Weird, Question? Would getting an older computer to use instead of my gaming computer help me program better?

I mean I can’t fully realize that I am not doing art and writing fan fiction, but learning a skill…

Would it be a great idea if I got a used computer installed Psych Linux and FreeDos and used that to study Python and other Programing languages?

sure, for some people it helps to have dedicated hardware for specific tasks.

And you don’t need much processing power at all for most Python programs, and developing Python on Linux feels very natural.[1]


  1. I don’t know about Psych Linux or FreeDos specifically, but they’re probably fine. ↩︎

Maybe.
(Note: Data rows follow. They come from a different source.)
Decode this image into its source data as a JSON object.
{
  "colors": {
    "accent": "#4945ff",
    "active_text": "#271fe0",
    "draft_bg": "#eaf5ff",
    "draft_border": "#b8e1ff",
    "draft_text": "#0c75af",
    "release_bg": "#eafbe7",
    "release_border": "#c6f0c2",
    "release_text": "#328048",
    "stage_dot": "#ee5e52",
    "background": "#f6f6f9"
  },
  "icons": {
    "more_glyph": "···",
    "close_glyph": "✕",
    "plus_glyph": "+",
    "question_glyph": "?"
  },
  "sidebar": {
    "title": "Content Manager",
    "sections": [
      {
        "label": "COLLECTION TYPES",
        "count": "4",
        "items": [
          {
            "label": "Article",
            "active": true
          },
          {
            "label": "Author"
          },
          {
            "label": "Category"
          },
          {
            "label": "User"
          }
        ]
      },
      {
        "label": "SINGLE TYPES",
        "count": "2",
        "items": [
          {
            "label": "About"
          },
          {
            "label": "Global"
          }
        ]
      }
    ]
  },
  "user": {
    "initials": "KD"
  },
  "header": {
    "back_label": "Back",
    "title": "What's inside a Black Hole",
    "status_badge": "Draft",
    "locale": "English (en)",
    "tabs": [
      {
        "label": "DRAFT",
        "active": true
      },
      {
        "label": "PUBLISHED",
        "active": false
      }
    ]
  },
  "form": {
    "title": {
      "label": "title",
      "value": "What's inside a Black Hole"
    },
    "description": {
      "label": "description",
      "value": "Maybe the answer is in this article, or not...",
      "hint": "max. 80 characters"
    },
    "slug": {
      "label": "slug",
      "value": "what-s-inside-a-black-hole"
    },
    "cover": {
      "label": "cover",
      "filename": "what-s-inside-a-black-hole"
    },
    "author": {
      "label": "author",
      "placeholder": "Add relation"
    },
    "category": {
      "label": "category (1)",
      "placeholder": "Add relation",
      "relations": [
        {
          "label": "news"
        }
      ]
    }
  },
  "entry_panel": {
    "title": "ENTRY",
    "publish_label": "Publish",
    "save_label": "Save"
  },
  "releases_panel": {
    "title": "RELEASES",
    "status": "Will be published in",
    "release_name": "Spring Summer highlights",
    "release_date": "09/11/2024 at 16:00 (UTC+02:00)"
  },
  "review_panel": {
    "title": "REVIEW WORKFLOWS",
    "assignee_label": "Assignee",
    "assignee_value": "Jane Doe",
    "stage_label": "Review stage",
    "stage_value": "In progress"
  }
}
If it helps, then go for it! You can use basically anything to learn on, and there’s a good argument that having a slower computer will teach you disciplines that otherwise you might get sloppy on, but other than that, take whatever is convenient.

I would recommend ensuring that you have a good quality keyboard, though. That doesn’t mean an expensive one - you can get a good keyboard for like ten bucks if you look in the right places - but make sure you’re comfortable spending many many hours on it.

I’ve done this several times. It is enormously freeing to know that you can completely trash the machine and start over, without it taking all your other work with it. In my case it’s a hand-me-down laptop from the rest of the family, but I also have an old office PC I picked up cheap, and of course a Raspberry Pi can do a lot (and connect you to physical electronics).

Putting Linux on whatever it is is a good idea. A knowledge of Unix-like operating systems is a marketable skill in its own right. (I found Linux Mint painless to install.) Security mechanisms can prevent some off-the-shelf PCs from loading Linux, so it’s a good thing to check before you buy. (See UEFI - Wikipedia, but don’t imagine you have to understand all that.)

I echo what @Rosuav said about a good keyboard (and mouse). I would have added “monitor”, but most modern monitors have several inputs and will switch to whichever is live.

You could also use microservices or virtualisation. In the case of virtualisation, you could change the architecture type, number of CPU cores…
Note that this is also true for microservices but to a lesser extent.